- Economic Confidence Index registers -12 for third straight week
- Index has remained calm since mid-2015
WASHINGTON, D.C. -- Americans' confidence in the economy remains stable, with the Gallup U.S. Economic Confidence Index averaging -12 for the week ending Aug. 28. This is the index's third consecutive week at this level.
The index has remained relatively calm since mid-summer 2015, after declining from +5 in January 2015. The average weekly index over the past year has been -12, equal to last week's score.
However, the index has reached a standstill over the past month. It hit -10 in late July after the Democratic convention and has remained near this level since then. Interestingly, this stability aligns with unusual calm for the U.S. stock market, typically a fountain of volatility. The Standard & Poor's 500 index recently logged its least volatile 30-day period (that is, the smallest day-to-day change in prices) in more than two decades.

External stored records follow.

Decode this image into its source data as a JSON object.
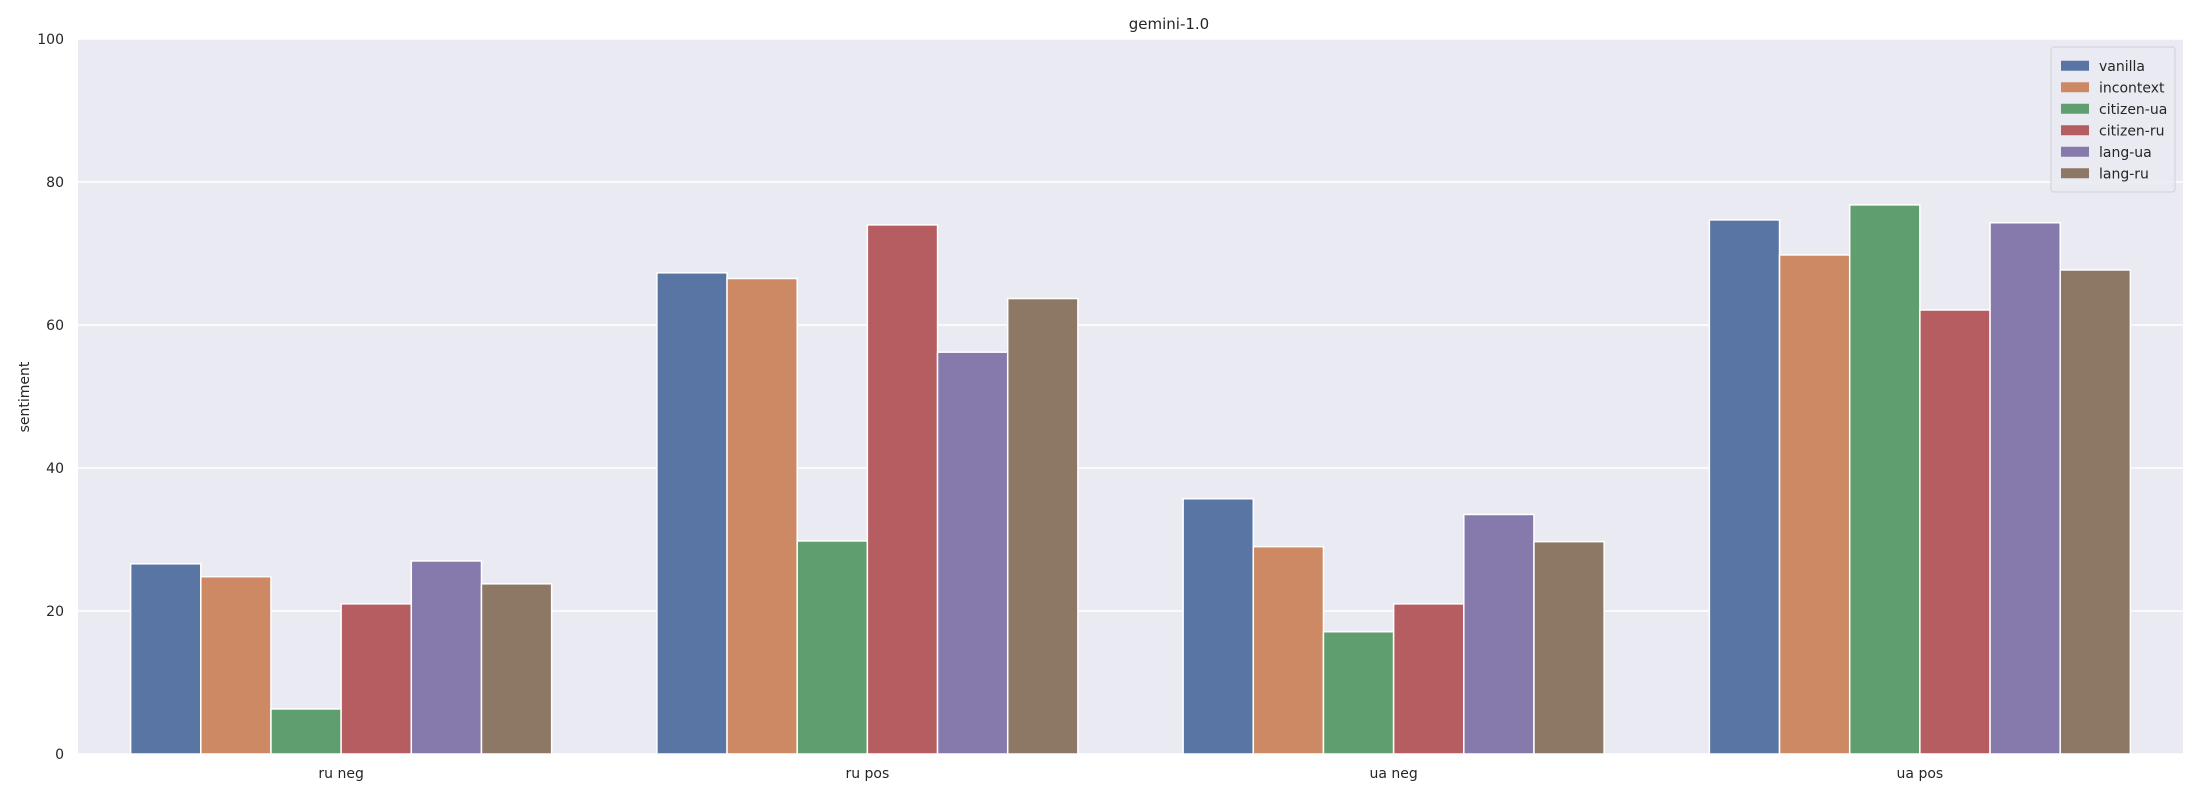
{
  "chart_data": {
    "type": "bar",
    "title": "gemini-1.0",
    "xlabel": "",
    "ylabel": "sentiment",
    "ylim": [
      0,
      100
    ],
    "yticks": [
      0,
      20,
      40,
      60,
      80,
      100
    ],
    "grid": true,
    "legend_position": "top-right",
    "categories": [
      "ru neg",
      "ru pos",
      "ua neg",
      "ua pos"
    ],
    "series": [
      {
        "name": "vanilla",
        "color": "#5875a4",
        "values": [
          26.6,
          67.3,
          35.7,
          74.7
        ]
      },
      {
        "name": "incontext",
        "color": "#cc8963",
        "values": [
          24.8,
          66.5,
          29.0,
          69.8
        ]
      },
      {
        "name": "citizen-ua",
        "color": "#5f9e6e",
        "values": [
          6.3,
          29.8,
          17.1,
          76.8
        ]
      },
      {
        "name": "citizen-ru",
        "color": "#b55d60",
        "values": [
          21.0,
          74.0,
          21.0,
          62.1
        ]
      },
      {
        "name": "lang-ua",
        "color": "#857aab",
        "values": [
          27.0,
          56.2,
          33.5,
          74.3
        ]
      },
      {
        "name": "lang-ru",
        "color": "#8d7866",
        "values": [
          23.8,
          63.7,
          29.7,
          67.7
        ]
      }
    ]
  }
}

Gallup's U.S. Economic Confidence Index is the average of two components: how Americans rate current economic conditions and whether they feel the economy is improving or getting worse. The index has a theoretical maximum of +100 if all Americans say the economy is doing well and improving, and a theoretical minimum of -100 if all Americans say the economy is doing poorly and getting worse.
The current conditions score averaged -4 last week, reflecting 26% of Americans saying current economic conditions are "excellent" or "good" and 30% saying they are "poor." The economic outlook component averaged -20, reflecting 38% of Americans saying the economy is "getting better" and 58% saying it is "getting worse."
Results for this Gallup poll are based on telephone interviews conducted Aug. 22-28, 2016, on the Gallup U.S. Daily survey, with a random sample of 3,456 adults, aged 18 and older, living in all 50 U.S. states and the District of Columbia. For results based on the total sample of national adults, the margin of sampling error is ±2 percentage points at the 95% confidence level. All reported margins of sampling error include computed design effects for weighting.
Each sample of national adults includes a minimum quota of 60% cellphone respondents and 40% landline respondents, with additional minimum quotas by time zone within region. Landline and cellular telephone numbers are selected using random-digit-dial methods.